Chronic daily headache is a common neurological disorder. Modifiable risk factors identified in nonclinical populations include female gender, low SES, and previous marriage. Potentially modifiable risk factors include obesity, snoring, comorbid pain conditions, head or neck injury, and life events.
The accepted cut-point (for CDH) of 15 headache days per month may be too low, given the highly fluid nature of the population thus identified. This likely complicates the interpretation and conduct of observational and interventional studies for this disorder. There may be subtypes of CDH (eg, continuous headache) that represent a distinct phenotype; future observational and interventional studies should present results separately for this group if possible.
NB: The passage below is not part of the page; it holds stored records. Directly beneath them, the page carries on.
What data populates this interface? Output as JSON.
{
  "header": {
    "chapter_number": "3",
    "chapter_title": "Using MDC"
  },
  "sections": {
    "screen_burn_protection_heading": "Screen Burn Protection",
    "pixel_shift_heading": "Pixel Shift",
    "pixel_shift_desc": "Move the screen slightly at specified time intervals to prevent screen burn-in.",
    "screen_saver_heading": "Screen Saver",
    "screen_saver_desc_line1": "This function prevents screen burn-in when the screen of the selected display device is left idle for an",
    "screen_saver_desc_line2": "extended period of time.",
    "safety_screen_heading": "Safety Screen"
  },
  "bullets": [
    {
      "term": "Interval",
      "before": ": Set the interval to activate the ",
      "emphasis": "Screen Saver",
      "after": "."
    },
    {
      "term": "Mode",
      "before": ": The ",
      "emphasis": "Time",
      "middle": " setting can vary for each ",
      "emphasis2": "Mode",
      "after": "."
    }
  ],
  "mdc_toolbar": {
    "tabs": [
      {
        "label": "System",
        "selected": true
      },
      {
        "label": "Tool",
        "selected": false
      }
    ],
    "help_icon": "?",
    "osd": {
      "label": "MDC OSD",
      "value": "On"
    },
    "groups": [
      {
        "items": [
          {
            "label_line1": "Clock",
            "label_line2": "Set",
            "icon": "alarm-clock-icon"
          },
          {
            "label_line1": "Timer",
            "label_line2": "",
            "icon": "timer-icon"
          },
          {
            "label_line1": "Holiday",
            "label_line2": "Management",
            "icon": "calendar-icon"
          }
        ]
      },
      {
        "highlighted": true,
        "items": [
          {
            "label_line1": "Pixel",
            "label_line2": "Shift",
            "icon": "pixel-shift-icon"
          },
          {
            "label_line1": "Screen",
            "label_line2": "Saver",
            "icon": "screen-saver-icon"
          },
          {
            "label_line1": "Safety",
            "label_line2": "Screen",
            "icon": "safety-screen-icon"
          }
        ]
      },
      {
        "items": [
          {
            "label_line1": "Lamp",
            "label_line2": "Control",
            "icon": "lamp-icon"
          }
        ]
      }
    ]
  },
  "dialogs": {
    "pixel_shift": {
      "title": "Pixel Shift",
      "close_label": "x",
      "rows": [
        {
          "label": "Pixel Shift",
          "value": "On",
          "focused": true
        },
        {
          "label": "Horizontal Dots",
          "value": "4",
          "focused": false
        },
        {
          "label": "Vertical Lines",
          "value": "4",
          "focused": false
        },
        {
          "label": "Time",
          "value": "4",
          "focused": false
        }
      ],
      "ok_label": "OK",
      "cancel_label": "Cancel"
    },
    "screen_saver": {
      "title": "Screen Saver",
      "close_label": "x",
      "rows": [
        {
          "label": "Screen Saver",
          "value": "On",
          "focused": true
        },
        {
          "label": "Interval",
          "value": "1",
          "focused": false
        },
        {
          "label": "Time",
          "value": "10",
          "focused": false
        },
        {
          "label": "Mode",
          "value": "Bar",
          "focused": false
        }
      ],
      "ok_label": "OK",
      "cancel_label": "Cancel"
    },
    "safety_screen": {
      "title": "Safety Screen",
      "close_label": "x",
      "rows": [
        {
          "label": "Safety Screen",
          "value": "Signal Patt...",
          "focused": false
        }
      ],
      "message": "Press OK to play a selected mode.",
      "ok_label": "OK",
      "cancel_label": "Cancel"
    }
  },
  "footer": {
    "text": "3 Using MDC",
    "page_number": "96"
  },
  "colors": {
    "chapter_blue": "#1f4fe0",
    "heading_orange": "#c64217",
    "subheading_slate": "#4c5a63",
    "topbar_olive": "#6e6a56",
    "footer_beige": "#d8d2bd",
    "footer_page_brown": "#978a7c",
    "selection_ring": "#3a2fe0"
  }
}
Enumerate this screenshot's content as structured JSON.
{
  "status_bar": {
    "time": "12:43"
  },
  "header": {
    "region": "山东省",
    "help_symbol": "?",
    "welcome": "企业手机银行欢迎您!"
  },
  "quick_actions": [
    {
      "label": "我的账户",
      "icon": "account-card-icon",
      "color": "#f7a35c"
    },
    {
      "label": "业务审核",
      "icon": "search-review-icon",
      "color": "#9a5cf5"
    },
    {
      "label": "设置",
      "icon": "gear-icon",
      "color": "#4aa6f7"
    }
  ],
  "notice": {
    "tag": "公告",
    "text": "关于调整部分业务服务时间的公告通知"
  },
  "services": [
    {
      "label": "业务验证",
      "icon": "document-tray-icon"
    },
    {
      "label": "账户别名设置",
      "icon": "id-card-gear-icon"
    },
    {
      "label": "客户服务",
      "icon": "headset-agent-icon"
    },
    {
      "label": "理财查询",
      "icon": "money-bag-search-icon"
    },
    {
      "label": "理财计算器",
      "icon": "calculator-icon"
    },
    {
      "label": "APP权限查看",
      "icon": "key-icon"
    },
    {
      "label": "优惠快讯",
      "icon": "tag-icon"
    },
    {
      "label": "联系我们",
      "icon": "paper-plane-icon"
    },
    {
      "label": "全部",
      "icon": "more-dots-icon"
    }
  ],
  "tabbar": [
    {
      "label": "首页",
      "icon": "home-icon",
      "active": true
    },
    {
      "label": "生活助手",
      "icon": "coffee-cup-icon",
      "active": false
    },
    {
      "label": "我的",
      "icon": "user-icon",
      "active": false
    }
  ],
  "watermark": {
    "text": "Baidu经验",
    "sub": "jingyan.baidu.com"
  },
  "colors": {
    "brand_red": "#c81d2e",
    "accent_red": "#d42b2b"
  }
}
While the term “chronification” does not appear in any dictionary to our knowledge, it is used – primarily in the pain literature – to refer to the process by which episodic pain becomes chronic. A Pubmed search of English language publications using the word “chronification” resulted in 51 citations related to: headache: n = 12; back pain: n = 5; other pain: n = 8; psychiatric disorders: n = 7; hepatitis: n = 4; atopic dermatitis/eczema: n = 3. The term chronification appeared more frequently in German-language publications, with 123 publications related to: pain (general): n = 31; back pain: n = 20; headache: n = 3; miscellaneous specific pain conditions: n = 9; psychiatric disorders (general): n = 15; depression: n = 5; eating disorders: n = 4; other specific psychiatric conditions: n = 6; hepatitis: n = 9.